The key I think is to stay conscious of these little shifts and realizations, and not to loose sight of the real reason for taking this leave... to take a step back:)

Tuesday, October 10, 2006

Meditations...

In August, we spent a week backpacking in the Sierras, near Yosemite, CA. Leaving the fast paced silicon valley life, to spend a week in the wilderness was an experience that caused alot of subtle changes in me...
At home I have the comforts of my sofa, tv, a bed, and most importantly, a bathroom. But in the wilderness it was dirt, trees, rivers, and what I carry on my back for the entire week. I especially missed these comforts when i got food poisoning the first night!
I struggled with trying to deal with the physical pain of hiking with a heavy pack, feeling the physical weakness after recovering from the sickness, and then also having to deal with my thoughts and emotions all while trying to focus on my breath and my next steps.

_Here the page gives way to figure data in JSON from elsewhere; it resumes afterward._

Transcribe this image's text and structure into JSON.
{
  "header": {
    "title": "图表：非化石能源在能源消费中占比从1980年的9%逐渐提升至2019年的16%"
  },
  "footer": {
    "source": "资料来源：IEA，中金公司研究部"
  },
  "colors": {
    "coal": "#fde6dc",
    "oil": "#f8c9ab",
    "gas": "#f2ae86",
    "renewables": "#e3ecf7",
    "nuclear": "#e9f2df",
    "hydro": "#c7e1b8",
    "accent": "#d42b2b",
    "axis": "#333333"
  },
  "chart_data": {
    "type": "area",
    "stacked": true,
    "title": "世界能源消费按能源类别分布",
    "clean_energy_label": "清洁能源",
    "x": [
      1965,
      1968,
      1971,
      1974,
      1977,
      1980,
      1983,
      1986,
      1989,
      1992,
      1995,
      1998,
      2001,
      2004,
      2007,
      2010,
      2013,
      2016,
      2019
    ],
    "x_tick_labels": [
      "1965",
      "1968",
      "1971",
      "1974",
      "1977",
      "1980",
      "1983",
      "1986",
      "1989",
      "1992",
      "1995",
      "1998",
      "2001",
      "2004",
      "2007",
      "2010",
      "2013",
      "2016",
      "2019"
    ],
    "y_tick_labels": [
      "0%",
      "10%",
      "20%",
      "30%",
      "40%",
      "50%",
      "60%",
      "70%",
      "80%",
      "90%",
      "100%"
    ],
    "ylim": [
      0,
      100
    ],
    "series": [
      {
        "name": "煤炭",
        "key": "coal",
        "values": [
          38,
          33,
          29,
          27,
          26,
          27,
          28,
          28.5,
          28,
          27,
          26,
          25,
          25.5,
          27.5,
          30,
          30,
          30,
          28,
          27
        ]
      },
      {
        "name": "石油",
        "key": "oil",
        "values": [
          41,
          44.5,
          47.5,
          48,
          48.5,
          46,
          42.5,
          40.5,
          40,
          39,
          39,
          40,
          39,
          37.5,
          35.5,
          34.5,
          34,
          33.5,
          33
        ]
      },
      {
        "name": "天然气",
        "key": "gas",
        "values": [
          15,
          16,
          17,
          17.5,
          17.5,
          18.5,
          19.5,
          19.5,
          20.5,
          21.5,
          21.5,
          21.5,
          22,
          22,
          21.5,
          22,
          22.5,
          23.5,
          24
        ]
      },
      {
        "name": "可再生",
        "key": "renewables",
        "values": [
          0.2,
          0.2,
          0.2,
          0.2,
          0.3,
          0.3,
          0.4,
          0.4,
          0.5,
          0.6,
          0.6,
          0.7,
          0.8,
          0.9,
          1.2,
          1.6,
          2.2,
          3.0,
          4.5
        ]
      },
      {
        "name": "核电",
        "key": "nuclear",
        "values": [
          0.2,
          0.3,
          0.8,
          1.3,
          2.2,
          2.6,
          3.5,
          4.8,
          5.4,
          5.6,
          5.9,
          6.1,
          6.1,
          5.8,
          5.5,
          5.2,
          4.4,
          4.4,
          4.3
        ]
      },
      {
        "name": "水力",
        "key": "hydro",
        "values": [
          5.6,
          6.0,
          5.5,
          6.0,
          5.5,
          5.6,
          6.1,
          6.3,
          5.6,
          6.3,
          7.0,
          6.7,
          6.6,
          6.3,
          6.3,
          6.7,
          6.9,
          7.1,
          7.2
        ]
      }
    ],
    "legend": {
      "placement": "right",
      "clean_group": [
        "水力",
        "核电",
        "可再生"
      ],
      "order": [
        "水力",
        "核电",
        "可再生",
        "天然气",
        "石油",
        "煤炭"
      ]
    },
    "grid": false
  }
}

There was no escape. I had to be there fully.
As the week went on though, it was amazing how I could actually feel my self slowing down, my thoughts and emotions calming down. Settling into a place where i smile more, laugh from a deeper place, where whats infront of me IS whats on my mind.

I felt like I was in meditation the entire week. In the beginning, there is alot of unrest, in the mind and in the body, then the thoughts are all over the place, eventually a silence prevails, that is so deep and all that exists is my breath.

It was some of the toughest hiking I have ever done, and yet some of the most beautiful.

The beauty up there is hard to describe in words, here is my attempt:

Where the roaring of the cars,
is replaced by the roaring of the rivers,
the sound of the water, louder than I remember.
The dirt set free
from the clutches of cement,
allowed to roam freely about, without a duster to chase it down.
Weeds, allowed to grow as they please,
instead of having to sneak around the cracks
appreciated,
they are wild flowers here!
Trees that aren't planted in orderly rows
but allowed to let the wind, and rain and sun decide.
The mountains, empty, still , majestic.
not cluttered with electric poles and human dwellings.
Our fellow earthlings
free.
no cages here
no pests here, nor pets. this is home.
Where the same clear wind that touches my face, touches the pink clouds,
touches the water, as the bright sun sets.
Causing ripples to run free, across the many icey, blue lakes...
as free as nature can be...
Isn't this how its meant to be?

Thursday, August 17, 2006

(my) Inspiration...

I was going through a document I have where I paste my favorite poems and quotes, and I ran across this poem by Rev Heng Sure

Being brittle and hard is easy;
It takes courage to be kind.
Being stingy and selfish comes naturally to the weak;
It takes strength to be compassionate.
Holding on to the self is not wisdom;
It takes faith to let go.
Doubts and fear are greed for benefit;
It takes giving to be happy.

--Rev. Heng Sure

It reminded me of how much inspiration I find in his words and peace in his presence.